Its earnings a share came in at 13cents from 34cents in 2016.
The group reported a profit of R186million during the year, a huge decline from the R491m reported last year. The group is still trying to find its footing again after one of its subsidiaries, Ellerine Furnishers, went in to business rescue last year.
African Phoenix was known as African Bank Investments before but it was changed in February. The group owns 100percent of Standard General Insurance Company (Stangen) as its only trading subsidiary.

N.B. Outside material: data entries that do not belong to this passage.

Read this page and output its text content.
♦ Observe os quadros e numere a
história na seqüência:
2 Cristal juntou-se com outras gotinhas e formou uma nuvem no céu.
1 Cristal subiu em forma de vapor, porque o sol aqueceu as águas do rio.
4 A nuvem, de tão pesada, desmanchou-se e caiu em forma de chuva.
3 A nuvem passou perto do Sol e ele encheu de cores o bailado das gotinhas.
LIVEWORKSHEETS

The group said the trading profits were mainly generated by Stangen, but also included recognition of the fair value of the Residual Debt Services Senior Stub Notes amounting to R48m and recoveries from Ellerine Furnishers of R45m in respect of fully impaired claims against Ellerine Furnishers.
Even though the profits took a knock, the group’s total income was up by 25.5percent to R251m - from R200, while its headline earnings a share from continuing operations improved to 13.7cents a share, turning around a loss of 6.5c compared with last year.
The group did not declare a dividend during the year.
In the year ahead and in the process of pursuing its goal of creating long-term value, the group said it aimed to appoint a management team with demonstrable skills in deploying capital, generating shareholder value and ability to utilise its structuring opportunity.
The group said total shareholder’s equity at the end of September was R1.83billion - up from R1.64bn reported a year earlier, adding that it remained solvent and liquid and had cash reserves of R1.88bn.
Stangen invested in a 15 percent equity stake in Different Life for a cash consideration of R20m. However, the group said a further issuance of shares by Different Life, as anticipated at the time of investing, diluted the company’s effective holding to 13percent.